Von Pierer soll finanziell geschröpft werden
Siemens-Skandal: Auf Heinrich von Pierer wartet ein Ordnungswidrigkeitenverfahren – Es droht ein Bußgeld in Millionenhöhe – Für Siemens ist der Weg nun frei, ihre Ex-Vorstände finanziell zur Rechenschaft zu ziehen
Kein Beschuldigter – nur noch ein Betroffener: Heinrich von Pierer soll nicht aktiv an Korruptionsvorgängen im Siemens-Konzern beteiligt gewesen sein – Er habe aber seine Aufsichtspflicht verletzt, so die Staatsanwaltschaft
Eine Anmerkung von Rainer Annuscheit
(13.05.08) - Von Alphonse Gabriel (Al) Capone (ital. Alfonso Capone, geb. am 17. Januar 1899 in Brooklyn, New York, NY, USA) weiß man, dass ihn die US-Ermittlungsbehörden nie für das verantwortlich machen konnten, was er war: ein potentieller Mörder und berüchtigter Schwerverbrecher. Capone, der in den 20er und 30er Jahren des letzten Jahrhunderts die Chicagoer Unterwelt beherrschte, hatte so ziemlich alles auf dem Kerbholz, was man einem Kriminellen in jenen Tagen so vorwerfen konnte: illegales Glücksspiel und Prostitution, organisierte Bandenkriminalität, illegalen Alkoholhandel während der Prohibitionszeit, Schutzgelderpressung und Geldverleih gegen Wucherzinsen, eigenhändiger Mord und Auftragsmorde – das ganze garniert mit Einflussnahme auf Gesellschaft und Politik mittels Korruption. Sogar die Geldwäsche wurde quasi von Al Capone erfunden: Er soll der erste gewesen sein, der seine illegalen Einnahmen in legale Waschsalons investierte, um – im wahrsten Sinne des Wortes – dreckiges Geld rein zu waschen. Damit kreierte er ein Erfolgsmodell, mit dem sich heute noch Staatsanwaltschaften und Steuerbehörden auf der ganzen Welt rumschlagen müssen.

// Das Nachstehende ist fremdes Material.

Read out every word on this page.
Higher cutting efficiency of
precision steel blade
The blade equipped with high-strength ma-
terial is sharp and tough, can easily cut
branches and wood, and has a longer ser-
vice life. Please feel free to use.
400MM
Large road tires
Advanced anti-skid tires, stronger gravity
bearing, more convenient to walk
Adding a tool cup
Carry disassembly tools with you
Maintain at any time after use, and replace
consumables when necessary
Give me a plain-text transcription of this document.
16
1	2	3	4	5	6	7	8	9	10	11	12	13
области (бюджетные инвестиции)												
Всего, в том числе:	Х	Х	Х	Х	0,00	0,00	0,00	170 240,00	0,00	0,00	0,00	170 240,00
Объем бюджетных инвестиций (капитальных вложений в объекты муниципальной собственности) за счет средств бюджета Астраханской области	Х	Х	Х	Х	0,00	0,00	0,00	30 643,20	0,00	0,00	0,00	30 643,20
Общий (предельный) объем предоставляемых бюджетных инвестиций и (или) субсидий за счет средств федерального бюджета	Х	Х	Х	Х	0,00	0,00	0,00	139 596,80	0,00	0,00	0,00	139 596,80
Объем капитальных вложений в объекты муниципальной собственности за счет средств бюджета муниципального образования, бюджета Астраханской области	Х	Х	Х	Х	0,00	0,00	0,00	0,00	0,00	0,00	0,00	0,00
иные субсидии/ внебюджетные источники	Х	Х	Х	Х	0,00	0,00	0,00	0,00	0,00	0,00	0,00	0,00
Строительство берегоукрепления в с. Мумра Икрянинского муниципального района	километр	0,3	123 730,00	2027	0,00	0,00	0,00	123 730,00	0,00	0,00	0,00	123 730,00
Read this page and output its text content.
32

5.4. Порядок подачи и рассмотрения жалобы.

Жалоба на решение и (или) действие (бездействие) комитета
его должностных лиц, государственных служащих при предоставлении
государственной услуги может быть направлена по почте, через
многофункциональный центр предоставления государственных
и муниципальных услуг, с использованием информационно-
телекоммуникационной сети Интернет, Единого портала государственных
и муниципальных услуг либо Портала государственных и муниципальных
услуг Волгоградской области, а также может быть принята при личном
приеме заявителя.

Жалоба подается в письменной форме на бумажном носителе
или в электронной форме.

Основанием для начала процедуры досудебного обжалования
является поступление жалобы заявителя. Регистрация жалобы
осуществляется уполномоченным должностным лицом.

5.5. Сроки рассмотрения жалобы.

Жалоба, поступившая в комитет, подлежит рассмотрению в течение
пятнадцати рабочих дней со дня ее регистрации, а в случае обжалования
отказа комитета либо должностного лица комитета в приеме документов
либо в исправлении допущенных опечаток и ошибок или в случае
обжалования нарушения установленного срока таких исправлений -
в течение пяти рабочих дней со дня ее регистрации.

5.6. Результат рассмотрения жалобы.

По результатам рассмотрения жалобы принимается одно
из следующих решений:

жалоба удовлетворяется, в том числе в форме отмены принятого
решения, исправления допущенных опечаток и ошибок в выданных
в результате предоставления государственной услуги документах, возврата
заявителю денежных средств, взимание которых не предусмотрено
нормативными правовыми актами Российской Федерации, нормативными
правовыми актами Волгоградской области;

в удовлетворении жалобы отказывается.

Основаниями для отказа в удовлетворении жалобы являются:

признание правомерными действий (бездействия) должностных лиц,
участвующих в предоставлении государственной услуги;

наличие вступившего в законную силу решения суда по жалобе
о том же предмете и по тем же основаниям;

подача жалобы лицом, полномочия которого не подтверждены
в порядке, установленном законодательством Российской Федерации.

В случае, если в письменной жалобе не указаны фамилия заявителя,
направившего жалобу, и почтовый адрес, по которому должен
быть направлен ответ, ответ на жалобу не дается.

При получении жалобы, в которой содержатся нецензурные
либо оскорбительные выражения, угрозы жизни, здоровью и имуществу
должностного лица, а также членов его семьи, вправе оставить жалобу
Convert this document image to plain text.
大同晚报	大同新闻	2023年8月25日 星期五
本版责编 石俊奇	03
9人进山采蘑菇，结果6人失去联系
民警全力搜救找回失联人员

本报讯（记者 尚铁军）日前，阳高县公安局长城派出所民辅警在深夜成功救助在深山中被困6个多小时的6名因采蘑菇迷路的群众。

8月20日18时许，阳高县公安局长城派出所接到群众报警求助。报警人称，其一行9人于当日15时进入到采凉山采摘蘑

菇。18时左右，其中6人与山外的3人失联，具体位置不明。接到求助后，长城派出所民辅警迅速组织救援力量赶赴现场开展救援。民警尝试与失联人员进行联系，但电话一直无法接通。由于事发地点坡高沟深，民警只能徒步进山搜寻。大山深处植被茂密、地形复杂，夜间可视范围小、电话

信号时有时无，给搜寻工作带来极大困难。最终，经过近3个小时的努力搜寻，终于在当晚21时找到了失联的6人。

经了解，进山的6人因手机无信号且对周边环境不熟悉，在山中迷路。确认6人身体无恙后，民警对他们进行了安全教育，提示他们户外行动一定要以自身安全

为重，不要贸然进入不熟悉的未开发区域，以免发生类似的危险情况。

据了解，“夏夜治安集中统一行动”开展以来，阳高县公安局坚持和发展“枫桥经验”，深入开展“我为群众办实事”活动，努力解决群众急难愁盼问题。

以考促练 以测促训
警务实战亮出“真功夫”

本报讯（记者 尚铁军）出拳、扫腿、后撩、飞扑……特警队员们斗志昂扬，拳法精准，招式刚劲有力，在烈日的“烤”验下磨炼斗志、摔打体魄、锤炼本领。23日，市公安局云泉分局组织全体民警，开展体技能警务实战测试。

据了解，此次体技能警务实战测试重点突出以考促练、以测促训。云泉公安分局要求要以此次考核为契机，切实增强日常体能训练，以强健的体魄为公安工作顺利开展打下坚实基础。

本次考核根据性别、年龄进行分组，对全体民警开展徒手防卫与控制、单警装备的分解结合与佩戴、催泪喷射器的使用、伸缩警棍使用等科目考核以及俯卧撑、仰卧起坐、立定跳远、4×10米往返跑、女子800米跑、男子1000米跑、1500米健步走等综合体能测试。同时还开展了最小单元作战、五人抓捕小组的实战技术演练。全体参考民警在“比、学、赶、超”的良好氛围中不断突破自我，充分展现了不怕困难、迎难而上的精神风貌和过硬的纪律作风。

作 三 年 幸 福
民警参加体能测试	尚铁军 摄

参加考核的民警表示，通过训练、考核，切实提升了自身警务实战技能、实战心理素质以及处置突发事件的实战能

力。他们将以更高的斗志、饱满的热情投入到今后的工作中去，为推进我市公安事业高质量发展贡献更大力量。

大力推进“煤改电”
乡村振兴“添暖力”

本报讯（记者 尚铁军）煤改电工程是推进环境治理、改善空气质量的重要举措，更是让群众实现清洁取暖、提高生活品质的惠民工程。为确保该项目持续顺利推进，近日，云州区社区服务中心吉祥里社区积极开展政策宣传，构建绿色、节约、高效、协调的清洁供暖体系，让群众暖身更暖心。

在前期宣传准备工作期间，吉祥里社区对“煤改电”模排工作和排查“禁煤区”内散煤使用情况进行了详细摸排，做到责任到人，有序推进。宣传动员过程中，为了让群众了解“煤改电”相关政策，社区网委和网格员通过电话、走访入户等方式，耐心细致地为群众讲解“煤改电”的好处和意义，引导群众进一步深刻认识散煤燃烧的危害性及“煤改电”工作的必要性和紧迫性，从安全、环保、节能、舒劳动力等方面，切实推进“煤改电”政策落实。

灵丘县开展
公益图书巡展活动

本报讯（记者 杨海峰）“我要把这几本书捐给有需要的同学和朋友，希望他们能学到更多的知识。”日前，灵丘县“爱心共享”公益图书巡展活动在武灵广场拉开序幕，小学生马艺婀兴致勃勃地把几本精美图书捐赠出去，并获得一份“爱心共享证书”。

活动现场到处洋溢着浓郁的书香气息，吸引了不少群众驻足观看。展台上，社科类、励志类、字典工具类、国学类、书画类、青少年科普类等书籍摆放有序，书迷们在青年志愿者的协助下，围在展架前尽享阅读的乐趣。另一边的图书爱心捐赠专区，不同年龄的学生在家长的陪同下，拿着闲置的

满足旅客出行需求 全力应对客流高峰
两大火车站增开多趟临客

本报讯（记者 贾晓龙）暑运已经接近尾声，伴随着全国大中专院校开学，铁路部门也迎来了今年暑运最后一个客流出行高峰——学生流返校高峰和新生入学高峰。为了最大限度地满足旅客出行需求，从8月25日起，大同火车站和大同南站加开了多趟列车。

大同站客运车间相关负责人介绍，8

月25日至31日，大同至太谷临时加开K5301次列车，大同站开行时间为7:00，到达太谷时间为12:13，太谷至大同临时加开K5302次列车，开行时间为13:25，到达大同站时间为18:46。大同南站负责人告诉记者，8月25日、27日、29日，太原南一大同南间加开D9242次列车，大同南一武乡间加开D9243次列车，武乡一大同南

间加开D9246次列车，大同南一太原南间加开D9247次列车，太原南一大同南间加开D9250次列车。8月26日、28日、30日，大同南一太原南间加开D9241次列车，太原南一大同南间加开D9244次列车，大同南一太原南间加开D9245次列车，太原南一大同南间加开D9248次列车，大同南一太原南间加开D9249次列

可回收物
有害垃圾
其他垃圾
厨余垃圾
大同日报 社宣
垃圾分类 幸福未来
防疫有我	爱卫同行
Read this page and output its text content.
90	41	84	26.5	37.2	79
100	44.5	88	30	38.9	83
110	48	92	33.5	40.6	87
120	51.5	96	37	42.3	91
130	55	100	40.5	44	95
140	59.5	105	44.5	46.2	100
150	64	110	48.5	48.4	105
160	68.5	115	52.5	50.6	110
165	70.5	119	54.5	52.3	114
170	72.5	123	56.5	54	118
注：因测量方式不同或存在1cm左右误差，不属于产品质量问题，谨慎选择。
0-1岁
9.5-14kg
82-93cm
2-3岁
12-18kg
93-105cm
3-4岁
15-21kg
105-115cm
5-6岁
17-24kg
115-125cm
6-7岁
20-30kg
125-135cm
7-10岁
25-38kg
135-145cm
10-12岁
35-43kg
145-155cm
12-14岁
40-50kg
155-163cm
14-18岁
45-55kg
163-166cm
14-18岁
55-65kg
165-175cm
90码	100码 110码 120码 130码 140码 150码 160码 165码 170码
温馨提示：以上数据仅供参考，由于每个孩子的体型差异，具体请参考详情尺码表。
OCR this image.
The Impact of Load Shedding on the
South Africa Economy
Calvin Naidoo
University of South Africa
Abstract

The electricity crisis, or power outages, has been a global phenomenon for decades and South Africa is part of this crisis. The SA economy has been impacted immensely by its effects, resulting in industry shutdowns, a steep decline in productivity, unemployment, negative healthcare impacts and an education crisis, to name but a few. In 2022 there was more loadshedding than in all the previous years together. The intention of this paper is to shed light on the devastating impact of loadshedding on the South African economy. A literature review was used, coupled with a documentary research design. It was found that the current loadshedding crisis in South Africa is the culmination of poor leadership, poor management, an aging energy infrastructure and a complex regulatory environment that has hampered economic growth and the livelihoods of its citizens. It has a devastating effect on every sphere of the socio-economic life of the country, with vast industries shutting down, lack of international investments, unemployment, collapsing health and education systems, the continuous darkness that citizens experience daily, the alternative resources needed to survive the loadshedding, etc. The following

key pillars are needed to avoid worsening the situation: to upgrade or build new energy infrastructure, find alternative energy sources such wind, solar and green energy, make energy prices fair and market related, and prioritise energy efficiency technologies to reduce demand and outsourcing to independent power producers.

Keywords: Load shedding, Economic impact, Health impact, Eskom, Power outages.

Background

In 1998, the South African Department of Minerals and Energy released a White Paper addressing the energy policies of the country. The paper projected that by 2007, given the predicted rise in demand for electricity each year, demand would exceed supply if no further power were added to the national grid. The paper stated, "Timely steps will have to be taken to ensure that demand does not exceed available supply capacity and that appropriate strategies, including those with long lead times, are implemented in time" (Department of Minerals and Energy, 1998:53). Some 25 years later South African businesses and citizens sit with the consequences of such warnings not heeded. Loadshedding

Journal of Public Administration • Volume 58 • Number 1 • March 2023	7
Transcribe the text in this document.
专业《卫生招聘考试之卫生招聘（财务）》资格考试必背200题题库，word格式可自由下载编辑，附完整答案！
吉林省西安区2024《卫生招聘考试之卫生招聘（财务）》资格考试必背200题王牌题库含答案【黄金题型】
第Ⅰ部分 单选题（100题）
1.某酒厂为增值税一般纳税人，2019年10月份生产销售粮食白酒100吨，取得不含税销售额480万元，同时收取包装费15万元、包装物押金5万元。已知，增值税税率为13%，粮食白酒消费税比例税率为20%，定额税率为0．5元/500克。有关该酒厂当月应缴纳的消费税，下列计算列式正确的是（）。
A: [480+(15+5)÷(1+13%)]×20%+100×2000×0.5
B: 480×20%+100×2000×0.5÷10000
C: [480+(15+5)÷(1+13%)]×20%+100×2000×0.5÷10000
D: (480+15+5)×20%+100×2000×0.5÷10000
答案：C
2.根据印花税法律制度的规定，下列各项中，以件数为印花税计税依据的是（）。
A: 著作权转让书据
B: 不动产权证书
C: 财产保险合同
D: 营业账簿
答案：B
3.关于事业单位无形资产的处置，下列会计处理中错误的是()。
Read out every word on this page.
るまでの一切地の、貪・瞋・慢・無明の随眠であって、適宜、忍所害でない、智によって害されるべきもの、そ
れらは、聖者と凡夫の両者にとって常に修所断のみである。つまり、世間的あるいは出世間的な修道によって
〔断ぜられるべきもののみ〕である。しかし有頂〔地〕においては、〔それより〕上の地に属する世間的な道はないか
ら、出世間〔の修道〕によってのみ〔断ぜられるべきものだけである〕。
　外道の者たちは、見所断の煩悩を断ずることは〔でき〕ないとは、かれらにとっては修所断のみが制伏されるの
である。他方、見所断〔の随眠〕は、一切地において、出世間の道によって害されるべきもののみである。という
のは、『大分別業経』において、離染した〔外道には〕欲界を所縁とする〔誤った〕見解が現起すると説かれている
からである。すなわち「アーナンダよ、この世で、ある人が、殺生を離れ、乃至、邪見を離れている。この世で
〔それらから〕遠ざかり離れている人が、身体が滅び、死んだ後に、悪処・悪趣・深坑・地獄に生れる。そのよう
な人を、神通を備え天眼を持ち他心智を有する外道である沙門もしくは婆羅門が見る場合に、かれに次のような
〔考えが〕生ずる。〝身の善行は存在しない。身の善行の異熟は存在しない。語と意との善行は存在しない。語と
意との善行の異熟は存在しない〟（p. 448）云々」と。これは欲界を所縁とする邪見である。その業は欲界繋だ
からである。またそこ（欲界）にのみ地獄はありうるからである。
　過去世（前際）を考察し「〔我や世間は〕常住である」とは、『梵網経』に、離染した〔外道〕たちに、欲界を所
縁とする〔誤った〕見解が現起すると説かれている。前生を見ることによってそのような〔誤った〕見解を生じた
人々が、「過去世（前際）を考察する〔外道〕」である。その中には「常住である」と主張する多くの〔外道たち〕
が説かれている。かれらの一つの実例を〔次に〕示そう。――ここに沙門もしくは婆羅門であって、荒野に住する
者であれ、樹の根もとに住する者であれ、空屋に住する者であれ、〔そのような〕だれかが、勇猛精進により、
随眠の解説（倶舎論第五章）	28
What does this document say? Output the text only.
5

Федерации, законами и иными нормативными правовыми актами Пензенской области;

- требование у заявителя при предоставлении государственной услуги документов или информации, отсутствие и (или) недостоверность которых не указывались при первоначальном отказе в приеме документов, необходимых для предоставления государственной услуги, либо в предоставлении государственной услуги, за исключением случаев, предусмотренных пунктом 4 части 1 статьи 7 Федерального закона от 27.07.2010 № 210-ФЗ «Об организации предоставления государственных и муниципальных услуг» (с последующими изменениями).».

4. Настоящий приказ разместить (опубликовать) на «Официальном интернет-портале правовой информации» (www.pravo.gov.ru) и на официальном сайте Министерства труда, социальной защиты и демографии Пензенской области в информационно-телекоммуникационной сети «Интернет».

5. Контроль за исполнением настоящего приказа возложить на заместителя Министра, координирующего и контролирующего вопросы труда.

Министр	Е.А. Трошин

Letztlich war es eine Lappalie, die Al Capone stolpern ließ. Die "Unbestechlichen" um Eliot Ness und Frank Basile trieben Capone konsequent in die Enge, so dass die amerikanische Steuerbehörde IRS zu einem für Capone unerwarteten Schlag ausholen konnte: Am 5. Juni 1931 wurde Capone wegen Steuerhinterziehung in Höhe von 200.000 Dollar angeklagt – eine Summe, die von Beobachtern als viel zu gering eingestuft wurde. Doch fiel die Strafe letztendlich härter aus, als Capone es erwartet hatte: Wegen Steuerhinterziehung und Geldwäsche wurde der Chicagoer Gangster am 24. Oktober 1931 zu elf Jahren Gefängnis verurteilt. Dazu kamen 50.000 Dollar Strafe und 8000 Dollar Gerichtskosten. Der US-Pragmatismus hatte gesiegt: Al Capone sollte "weggebuchtet" werden – auf welche Weise auch immer. Dass es nicht die Schwerverbrechen war, denen er bezichtigt werden konnte, spielte zum Schluss keine Rolle mehr.
Heinrich von Pierer, Ex-Siemens-Vorstandsvorsitzender und Ex-Aufsichtsrat der Siemens AG, wird es wohl erspart bleiben, wegen Korruption und Schwarzer Kassen angeklagt zu werden. Zu dünn ist augenscheinlich die Beweislage. Auch die Anschuldigungen zweier ehemaliger Siemens-Mitarbeiter, von Pierer habe sie aufgefordert, Schmiergeldzahlungen in Argentinien zu leisten, scheinen entweder haltlos oder nicht nachweisbar. Der Offizierssohn und Enkel eines geadelten österreichischen Generalmajors, Heinrich von Pierer bröselte der Münchner Staatsanwaltschaft offensichtlich durchs strafrechtliche Sieb.
Heinrich von Pierer vor der öffentlichen Demütigung
Dennoch wird die Siemens-Affäre an Heinrich von Pierer nicht spurlos vorbeigehen. Die "Unbestechlichen" der Staatsanwaltschaft München I, Oberstaatsanwalt Anton E. Winkler und der Leitende Oberstaatsanwalt Christian Schmidt-Sommerfeld, handeln offensichtlich ganz pragmatisch nach dem Motto, "Besser den Spatz in der Hand als eine Taube auf dem Dach": Sie wollen gegen Heinrich von Pierer (und gegen weitere ehemalige Mitglieder des Siemens-Vorstandes und -Aufsichtsrates – Namen wurden hier nicht genannt) ein Ordnungswidrigkeitenverfahren einleiten. Von Pierer soll zahlen, Verantwortung übernehmen für etwas, was er nicht verantwortet haben will. Letztendlich läuft dies auf eine öffentliche Demütigung hinaus.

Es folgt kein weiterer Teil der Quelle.